SAMARINDA – Program Gratispol dari Pemerintah Provinsi Kalimantan Timur kembali diperbincangkan seiring munculnya keluhan bahwa para mahasiswa penerimanya masih terbebani biaya hidup sehari-hari selama menjalani kuliah.
Meski telah menanggung pembayaran Uang Kuliah Tunggal (UKT), kebutuhan pokok seperti akomodasi dan konsumsi masih menjadi tantangan finansial yang signifikan.
Wakil Gubernur Kaltim, Seno Aji, mengakui bahwa keluhan tersebut banyak disampaikan oleh mahasiswa perantau yang datang ke Samarinda atau Balikpapan dari berbagai kabupaten. Menurutnya, akar masalahnya adalah belum optimalnya kontribusi pemerintah kabupaten/kota dalam memenuhi kebutuhan di luar UKT.

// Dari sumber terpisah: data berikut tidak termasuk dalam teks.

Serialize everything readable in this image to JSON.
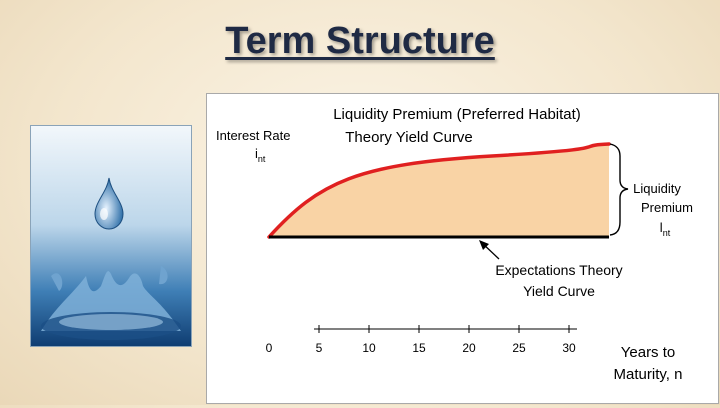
{
  "slide": {
    "title": "Term Structure"
  },
  "illustration": {
    "name": "water-drop-splash-photo"
  },
  "chart": {
    "title_line1": "Liquidity Premium (Preferred Habitat)",
    "title_line2": "Theory Yield Curve",
    "y_axis_label": "Interest Rate",
    "y_axis_symbol": "i",
    "y_axis_symbol_sub": "nt",
    "x_axis_label_line1": "Years to",
    "x_axis_label_line2": "Maturity, n",
    "bracket_label_line1": "Liquidity",
    "bracket_label_line2": "Premium",
    "bracket_label_symbol": "l",
    "bracket_label_symbol_sub": "nt",
    "expectations_label_line1": "Expectations Theory",
    "expectations_label_line2": "Yield Curve",
    "colors": {
      "liquidity_curve": "#e02020",
      "premium_fill": "#f9d3a5",
      "axis": "#000000"
    }
  },
  "chart_data": {
    "type": "area",
    "x_ticks": [
      0,
      5,
      10,
      15,
      20,
      25,
      30
    ],
    "x_tick_labels": [
      "0",
      "5",
      "10",
      "15",
      "20",
      "25",
      "30"
    ],
    "xlim": [
      0,
      33
    ],
    "series": [
      {
        "name": "Liquidity Premium (Preferred Habitat) Theory Yield Curve",
        "shape": "concave-rising",
        "x": [
          0,
          33
        ],
        "y_start": 0,
        "y_end": 1
      },
      {
        "name": "Expectations Theory Yield Curve",
        "shape": "flat",
        "x": [
          0,
          33
        ],
        "y": 0
      }
    ],
    "grid": false,
    "legend": "none"
  }
}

“Kami melihat masih banyak mahasiswa yang merasa kesulitan dengan biaya hidup meski sudah menerima Gratispol,” ucap Seno, Rabu (3/11/2025).
Ia menggambarkan kesulitan yang dialami, misalnya, oleh mahasiswa asal Kutai Barat dalam mendapatkan hunian dengan harga terjangkau. Pemerintah Provinsi juga menilai fasilitas daerah seperti asrama mahasiswa belum digunakan secara optimal.
“Banyak kabupaten yang sebenarnya memiliki asrama di Samarinda, tapi pemanfaatannya belum maksimal untuk menampung mahasiswanya,” jelasnya.
Seno menegaskan bahwa Gratispol tidak dapat berdiri sendiri dalam menyelesaikan persoalan pembiayaan pendidikan tinggi. Diperlukan kerja sama dan program pendukung dari pemerintah daerah agar bantuan yang diterima mahasiswa bersifat komprehensif.
“Gratispol telah mengcover UKT, namun daerah perlu turun tangan untuk menjamin kebutuhan hidup mahasiswa terpenuhi,” tegas Seno.
Isu ini mendorong Pemerintah Provinsi untuk merumuskan skema kolaborasi yang lebih konkret dengan kabupaten/kota. Sinergi ini diharapkan dapat memperkuat efektivitas Gratispol sebagai program prioritas yang tidak hanya bersifat simbolis, tetapi juga memberikan dampak nyata bagi kelancaran studi mahasiswa.